The scheduling of Shapiro’s appearance caused controversy last year when the Student Senate voted to contribute $5,000 towards hosting the controversial provocateur.

As a result, many expected Tuesday night’s event to result in protests and potentially violence.

To ensure the safety of guests, cops frisked attendees and checked bags upon arrival to Campbell Hall.

Despite controversial comments made by the speaker, such as saying that “capitalism is consensual sex, socialism is rape”, the audience remained calm throughout.

Grace Fahrenthold, a 21-year-old History major, was surprised by how tame the audience actually turned out to be:

“I felt like things easily could have gotten out of hand but people remained quiet for his speech other than applause. The people who asked questions after seemed to really want to have a productive discussion.”
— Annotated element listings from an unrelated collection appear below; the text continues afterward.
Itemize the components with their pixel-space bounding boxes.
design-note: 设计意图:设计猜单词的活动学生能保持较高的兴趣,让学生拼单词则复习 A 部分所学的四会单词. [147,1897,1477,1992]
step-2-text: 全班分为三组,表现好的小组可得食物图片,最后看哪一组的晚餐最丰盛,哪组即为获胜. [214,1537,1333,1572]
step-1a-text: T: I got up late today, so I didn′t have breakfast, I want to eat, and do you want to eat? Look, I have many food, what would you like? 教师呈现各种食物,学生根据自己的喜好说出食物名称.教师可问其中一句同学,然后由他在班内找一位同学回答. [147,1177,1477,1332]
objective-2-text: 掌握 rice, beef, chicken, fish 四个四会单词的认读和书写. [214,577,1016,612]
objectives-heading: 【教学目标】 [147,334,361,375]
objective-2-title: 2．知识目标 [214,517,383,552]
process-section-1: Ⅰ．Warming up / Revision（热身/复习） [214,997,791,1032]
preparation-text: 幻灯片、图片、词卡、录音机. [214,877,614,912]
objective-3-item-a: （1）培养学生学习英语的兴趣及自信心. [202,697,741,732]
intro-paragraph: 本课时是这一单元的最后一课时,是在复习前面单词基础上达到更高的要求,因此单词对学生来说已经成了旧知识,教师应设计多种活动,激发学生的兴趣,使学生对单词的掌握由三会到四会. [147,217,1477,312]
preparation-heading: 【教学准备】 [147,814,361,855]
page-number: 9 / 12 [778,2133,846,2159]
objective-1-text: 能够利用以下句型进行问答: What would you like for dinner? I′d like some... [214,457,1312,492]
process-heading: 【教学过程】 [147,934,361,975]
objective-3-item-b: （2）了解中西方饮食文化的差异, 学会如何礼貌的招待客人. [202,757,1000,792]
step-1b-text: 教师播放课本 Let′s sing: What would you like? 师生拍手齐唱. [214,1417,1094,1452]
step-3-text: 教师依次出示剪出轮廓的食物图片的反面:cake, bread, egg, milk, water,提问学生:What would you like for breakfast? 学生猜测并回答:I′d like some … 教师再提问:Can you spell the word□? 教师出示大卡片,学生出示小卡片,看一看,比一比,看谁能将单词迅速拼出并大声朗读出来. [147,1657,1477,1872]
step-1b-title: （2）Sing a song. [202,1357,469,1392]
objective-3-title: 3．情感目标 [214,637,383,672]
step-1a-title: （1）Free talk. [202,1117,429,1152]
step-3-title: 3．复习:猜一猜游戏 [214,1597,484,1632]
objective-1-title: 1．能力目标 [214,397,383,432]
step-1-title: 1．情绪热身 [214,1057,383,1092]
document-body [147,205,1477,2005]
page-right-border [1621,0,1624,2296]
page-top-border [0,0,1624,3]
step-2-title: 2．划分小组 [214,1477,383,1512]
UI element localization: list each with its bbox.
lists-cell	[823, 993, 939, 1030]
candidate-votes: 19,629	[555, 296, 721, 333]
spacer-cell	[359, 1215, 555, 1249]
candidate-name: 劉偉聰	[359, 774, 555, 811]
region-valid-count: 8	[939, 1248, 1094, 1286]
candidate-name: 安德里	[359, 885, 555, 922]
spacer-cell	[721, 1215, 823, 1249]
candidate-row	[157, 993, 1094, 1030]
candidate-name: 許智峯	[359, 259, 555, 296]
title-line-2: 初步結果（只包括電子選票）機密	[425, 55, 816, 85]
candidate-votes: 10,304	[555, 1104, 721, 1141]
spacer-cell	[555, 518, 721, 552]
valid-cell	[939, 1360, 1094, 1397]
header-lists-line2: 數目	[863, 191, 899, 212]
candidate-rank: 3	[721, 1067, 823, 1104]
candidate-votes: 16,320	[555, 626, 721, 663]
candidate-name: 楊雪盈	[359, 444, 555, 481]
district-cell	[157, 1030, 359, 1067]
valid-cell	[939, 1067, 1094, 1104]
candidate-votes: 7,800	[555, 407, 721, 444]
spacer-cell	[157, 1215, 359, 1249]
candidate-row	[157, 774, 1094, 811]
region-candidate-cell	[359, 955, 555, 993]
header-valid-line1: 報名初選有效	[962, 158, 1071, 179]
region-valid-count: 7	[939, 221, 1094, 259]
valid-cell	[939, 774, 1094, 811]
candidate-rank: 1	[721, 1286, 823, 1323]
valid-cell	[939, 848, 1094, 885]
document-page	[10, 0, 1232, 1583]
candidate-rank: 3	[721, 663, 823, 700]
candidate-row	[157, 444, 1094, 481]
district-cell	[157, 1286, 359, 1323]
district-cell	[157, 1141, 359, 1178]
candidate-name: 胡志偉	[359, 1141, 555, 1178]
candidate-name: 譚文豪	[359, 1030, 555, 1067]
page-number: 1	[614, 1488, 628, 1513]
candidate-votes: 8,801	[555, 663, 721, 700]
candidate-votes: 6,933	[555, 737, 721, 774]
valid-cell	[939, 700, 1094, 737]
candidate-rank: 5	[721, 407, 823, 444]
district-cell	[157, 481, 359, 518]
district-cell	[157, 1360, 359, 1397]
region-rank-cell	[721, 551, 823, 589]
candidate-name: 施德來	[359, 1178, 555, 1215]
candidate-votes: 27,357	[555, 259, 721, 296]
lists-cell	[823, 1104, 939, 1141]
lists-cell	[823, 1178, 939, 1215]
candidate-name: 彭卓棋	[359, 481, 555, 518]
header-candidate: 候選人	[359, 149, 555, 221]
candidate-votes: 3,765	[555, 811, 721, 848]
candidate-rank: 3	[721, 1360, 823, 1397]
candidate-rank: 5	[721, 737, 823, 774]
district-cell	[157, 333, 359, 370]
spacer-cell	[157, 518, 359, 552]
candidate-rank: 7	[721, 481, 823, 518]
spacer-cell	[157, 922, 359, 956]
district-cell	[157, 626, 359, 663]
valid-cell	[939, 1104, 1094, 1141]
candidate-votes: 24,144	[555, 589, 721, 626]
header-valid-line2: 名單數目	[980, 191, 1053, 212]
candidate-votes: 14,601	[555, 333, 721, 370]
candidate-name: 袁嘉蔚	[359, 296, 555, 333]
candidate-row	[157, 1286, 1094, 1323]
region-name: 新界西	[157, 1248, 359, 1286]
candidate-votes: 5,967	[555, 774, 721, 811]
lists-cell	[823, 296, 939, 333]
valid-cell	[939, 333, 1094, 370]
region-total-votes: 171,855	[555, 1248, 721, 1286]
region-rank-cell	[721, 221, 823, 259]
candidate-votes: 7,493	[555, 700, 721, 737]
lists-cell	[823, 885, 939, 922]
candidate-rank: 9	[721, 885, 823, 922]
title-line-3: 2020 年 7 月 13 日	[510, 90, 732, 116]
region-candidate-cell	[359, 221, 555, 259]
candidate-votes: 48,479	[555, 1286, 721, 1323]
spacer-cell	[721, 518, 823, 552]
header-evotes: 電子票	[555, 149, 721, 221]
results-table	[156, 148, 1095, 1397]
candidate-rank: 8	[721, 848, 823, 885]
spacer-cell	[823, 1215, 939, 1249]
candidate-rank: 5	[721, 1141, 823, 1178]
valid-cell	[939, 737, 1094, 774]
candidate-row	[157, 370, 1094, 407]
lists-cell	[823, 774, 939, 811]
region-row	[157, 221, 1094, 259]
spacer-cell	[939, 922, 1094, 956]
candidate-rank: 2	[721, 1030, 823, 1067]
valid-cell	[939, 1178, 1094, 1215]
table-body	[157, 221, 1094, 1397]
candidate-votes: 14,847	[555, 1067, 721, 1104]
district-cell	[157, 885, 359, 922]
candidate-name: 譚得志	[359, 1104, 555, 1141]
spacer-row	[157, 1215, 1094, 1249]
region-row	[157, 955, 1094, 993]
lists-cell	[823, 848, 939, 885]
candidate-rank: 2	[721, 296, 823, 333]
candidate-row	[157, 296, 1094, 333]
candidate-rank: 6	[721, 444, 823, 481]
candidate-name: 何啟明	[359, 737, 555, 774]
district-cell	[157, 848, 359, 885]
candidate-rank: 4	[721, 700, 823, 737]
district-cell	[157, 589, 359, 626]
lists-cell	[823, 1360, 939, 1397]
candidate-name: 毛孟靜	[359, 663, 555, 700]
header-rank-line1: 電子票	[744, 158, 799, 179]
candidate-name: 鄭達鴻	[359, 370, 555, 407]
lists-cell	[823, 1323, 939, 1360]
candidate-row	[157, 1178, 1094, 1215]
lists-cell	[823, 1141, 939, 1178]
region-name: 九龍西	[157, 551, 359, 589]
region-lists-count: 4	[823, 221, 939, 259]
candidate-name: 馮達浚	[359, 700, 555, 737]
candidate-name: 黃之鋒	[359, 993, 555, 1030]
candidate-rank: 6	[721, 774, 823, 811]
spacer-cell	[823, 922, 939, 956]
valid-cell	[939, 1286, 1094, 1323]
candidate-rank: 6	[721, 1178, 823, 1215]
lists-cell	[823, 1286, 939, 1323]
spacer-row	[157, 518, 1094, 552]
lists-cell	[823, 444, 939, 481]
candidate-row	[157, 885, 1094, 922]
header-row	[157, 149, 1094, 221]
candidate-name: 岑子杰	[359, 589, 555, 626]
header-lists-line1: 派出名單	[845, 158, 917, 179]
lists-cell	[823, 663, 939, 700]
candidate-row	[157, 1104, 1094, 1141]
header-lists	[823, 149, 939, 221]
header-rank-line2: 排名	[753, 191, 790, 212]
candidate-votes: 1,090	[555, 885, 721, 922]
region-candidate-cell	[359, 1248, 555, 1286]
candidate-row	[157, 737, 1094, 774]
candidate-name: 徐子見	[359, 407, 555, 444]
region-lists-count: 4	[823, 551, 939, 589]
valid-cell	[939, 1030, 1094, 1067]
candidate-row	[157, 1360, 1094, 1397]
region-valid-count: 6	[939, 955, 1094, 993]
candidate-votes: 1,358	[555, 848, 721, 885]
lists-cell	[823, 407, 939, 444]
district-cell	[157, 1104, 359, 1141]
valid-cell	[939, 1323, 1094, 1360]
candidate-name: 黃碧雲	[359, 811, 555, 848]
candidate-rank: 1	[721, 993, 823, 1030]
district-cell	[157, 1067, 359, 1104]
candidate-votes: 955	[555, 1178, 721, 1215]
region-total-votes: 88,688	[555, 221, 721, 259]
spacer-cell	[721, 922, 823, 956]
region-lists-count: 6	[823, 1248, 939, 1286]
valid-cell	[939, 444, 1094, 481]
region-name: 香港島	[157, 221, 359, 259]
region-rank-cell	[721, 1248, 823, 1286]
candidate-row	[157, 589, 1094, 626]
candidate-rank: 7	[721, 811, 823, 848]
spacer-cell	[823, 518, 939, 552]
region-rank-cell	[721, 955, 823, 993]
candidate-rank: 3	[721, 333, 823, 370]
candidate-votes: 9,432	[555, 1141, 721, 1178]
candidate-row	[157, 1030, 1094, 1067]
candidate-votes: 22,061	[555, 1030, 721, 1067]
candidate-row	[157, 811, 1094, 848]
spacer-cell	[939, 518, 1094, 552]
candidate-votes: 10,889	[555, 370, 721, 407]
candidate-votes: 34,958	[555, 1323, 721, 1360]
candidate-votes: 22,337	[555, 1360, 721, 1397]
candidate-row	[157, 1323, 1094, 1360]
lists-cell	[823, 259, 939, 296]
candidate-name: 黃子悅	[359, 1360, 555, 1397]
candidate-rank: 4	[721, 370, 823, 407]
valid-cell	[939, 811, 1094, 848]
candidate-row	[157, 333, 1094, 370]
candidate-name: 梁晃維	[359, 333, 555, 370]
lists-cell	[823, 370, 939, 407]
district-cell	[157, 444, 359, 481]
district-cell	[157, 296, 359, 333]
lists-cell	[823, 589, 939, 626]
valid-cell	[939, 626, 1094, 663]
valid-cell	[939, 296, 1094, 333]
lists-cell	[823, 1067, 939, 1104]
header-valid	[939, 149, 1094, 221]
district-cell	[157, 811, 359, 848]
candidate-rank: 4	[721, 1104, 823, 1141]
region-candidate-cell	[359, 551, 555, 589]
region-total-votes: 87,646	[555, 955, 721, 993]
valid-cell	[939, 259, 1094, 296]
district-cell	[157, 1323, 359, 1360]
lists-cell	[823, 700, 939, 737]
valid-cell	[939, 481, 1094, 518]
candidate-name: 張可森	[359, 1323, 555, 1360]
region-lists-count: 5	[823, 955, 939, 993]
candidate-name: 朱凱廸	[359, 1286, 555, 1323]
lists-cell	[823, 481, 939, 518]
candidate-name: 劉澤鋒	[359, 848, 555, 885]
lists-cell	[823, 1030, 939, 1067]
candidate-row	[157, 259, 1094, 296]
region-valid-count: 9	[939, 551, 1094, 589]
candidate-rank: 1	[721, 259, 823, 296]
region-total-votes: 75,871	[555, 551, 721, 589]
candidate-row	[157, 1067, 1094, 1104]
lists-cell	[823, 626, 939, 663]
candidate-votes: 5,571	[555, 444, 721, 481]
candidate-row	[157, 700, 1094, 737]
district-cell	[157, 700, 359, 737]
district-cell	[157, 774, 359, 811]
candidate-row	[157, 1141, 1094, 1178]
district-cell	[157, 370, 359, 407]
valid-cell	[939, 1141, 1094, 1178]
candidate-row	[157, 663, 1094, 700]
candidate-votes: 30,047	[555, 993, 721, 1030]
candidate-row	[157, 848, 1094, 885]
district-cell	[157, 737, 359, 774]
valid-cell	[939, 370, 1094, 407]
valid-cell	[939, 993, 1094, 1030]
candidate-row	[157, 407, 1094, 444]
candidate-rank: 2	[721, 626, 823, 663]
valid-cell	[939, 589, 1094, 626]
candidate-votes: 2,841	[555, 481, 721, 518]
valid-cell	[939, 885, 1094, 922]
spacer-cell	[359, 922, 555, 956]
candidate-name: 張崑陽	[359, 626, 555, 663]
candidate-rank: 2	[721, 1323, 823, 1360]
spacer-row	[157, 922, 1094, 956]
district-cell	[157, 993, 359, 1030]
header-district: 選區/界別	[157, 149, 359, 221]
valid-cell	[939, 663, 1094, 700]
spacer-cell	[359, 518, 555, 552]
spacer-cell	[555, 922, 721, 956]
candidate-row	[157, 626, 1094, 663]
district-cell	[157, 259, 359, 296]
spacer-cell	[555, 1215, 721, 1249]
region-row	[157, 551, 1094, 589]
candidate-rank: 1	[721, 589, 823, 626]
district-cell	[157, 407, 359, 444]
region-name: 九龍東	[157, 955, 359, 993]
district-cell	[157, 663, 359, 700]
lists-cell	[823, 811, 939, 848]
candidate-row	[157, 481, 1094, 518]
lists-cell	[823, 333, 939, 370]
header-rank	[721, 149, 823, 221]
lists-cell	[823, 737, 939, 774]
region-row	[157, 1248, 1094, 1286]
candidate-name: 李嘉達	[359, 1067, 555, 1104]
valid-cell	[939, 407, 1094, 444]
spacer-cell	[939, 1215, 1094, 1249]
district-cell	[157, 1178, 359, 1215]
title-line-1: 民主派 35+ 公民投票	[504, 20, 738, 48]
Others agreed that the audience was overall supportive. David Rouhani, a 22-year-old Communication major, said:

“The vast majority seemed to be in support of Shapiro’s ideas.  At one point, when Shapiro said that the US military could defeat any military in the world the crowd started cheering and gave him a standing ovation. As an exchange student from Germany, such militarist enthusiasm worries me.”

It is believed that a large proportion of the audience were college-aged men. Many wore ‘Make America Great Again’ hats.

Despite the lack of outright protest, the Education Opportunity Program (EOP) organized a ‘Cultural Appreciation Night’ as a form of counter-protest.